Desde allí volamos mil y pico kilómetros hasta la zona sur de la Patagonia, a El Calafate, la capital de los glaciares donde estuvimos varios días. Allí visitamos la mayor atracción turística de la zona, el gran glaciar Perito Moreno, que con su impresionante frente de cinco kilómetros sirve de frontera entre Chile y Argentina. También, en la zona fronteriza, visitamos el Fitz Roy, una extraña y picuda montaña de 3.375 metros a caballo entre el Parque nacional Bernardino O’higgins en Chile y el Parque Nacional de los Glaciares. Se encuentra junto a otra montaña mítica, el Cerro Torre de 3.128 metros, formando un conjunto formidable que se alza sobre el glaciar Torre. Nos hospedamos en El Charten, donde José Luis había quedado con unos conocidos con los que pretendía escalar el Fitz Roy. Les acompañe hasta el campamento base, y desde ahí, con unos prismáticos de gran potencia y con el alma en un puño, seguí toda la ascensión. La coronación se produjo al medio día del 13 de Noviembre del 2.005. Esta fue la única ocasión que le he acompañado a una expedición de escalada fuera de España. Los nervios no me lo permiten, solo pensar que le pueda pasar algo me pone enferma, y sé con toda certeza que él lo comprende. A continuación, nos fuimos a Ushuaia, capital de Tierra de Fuego, la ciudad más austral del mundo, a orillas del canal del Beagle y rodeada por las montañas del Martial. Realizamos varias excursiones a lo largo del canal: islas Lobo, islas Bridges, la Pingüinera, donde cientos de miles de animales, si no millones, se amontonan en sus pedregosas playas. Allí, embarcamos seis días después en el yate de un amigo chileno llamado Arnulfo y del que yo no tenía noticias. Algo que me maravilla es la facilidad que tiene para encontrar amigos incondicionales en todas partes. El tal Arnulfo es un empresario chileno de izquierdas que jugo un papel importante, pero en la sombra, en la imputación del dictador Pinochet en sus procesos en España y Chile. Algunos, incluso, creen que era el «representante» de José Luis en ese asunto, algo que nadie ha podido probar. Solo diré que él, personalmente, y desde una ventana de Heathrow, vio con lágrimas en los ojos como el criminal se escapaba, con la complicidad del supuesto político de izquierdas y primer ministro británico Tony Blair en el año 2.000. El gran «patriota» murió acosado por la justicia chilena en el 2.006.

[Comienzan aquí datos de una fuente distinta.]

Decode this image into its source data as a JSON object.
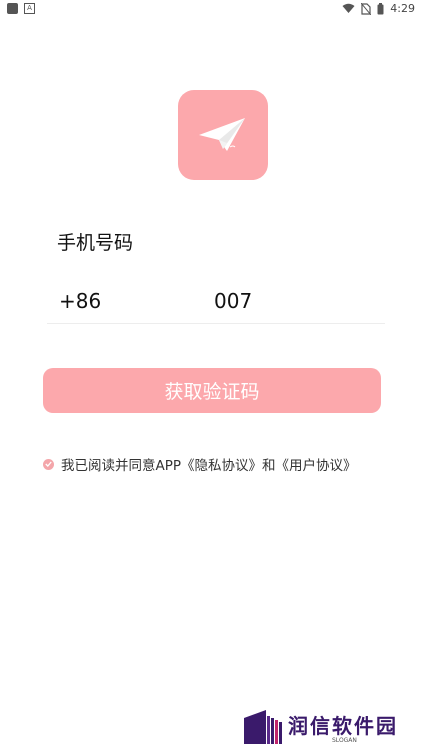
{
  "status_bar": {
    "time": "4:29",
    "icons": [
      "notification-square-icon",
      "keyboard-a-icon",
      "wifi-icon",
      "no-sim-icon",
      "battery-icon"
    ]
  },
  "logo": {
    "icon": "paper-plane-icon",
    "color": "#fca8ac"
  },
  "form": {
    "phone_label": "手机号码",
    "country_code": "+86",
    "phone_value": "007"
  },
  "button": {
    "label": "获取验证码",
    "color": "#fca8ac"
  },
  "agreement": {
    "prefix": "我已阅读并同意APP",
    "privacy_link": "《隐私协议》",
    "conjunction": "和",
    "user_link": "《用户协议》",
    "checked": true
  },
  "watermark": {
    "brand": "润信软件园",
    "slogan": "SLOGAN",
    "color": "#3a1a6b"
  }
}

En su gran yate, el de Arnulfo, recorrimos el canal hacia territorio chileno y por el estrecho de Magallanes llegamos a Punta Arenas. Teniendo la ciudad como cuartel general, recorrimos toda la accidentada costa, llegando incluso a doblar el cabo de Hornos. Que frío tan intenso, tan brutal. Metida en mi ropa tecnológica, solo se me veía la nariz y el flequillo de colores. Definitivamente, sin ninguna duda lo mío es el calor. En nuestras largas salidas al mar vimos ballenas constantemente. Con ellas tengo una sensación rara, extraña. Noto como si quisieran comunicarse conmigo y como que puedo hacerlo, pero no sé cómo, y esa sensación me deja un tanto frustrada. Cuando se lo cuento, José Luis no pone cara de sorpresa y me anima a intentarlo. Como puede confiar tanto en mí con todo lo que ha pasado y todas las tonterías que he hecho.

—Porque no ha pasado nada y además te quiero, —me contesta siempre—. ¿No dicen que el amor es ciego?

Intente muchas veces concentrarme al máximo pero sin resultado, mi mente no estaba todavía lo suficientemente madura y entrenada para eso. Ocho años después, ocurrió algo maravilloso durante una visita al Loro Parque del Puerto de la Cruz, en Tenerife, pero eso es adelantarme a la historia.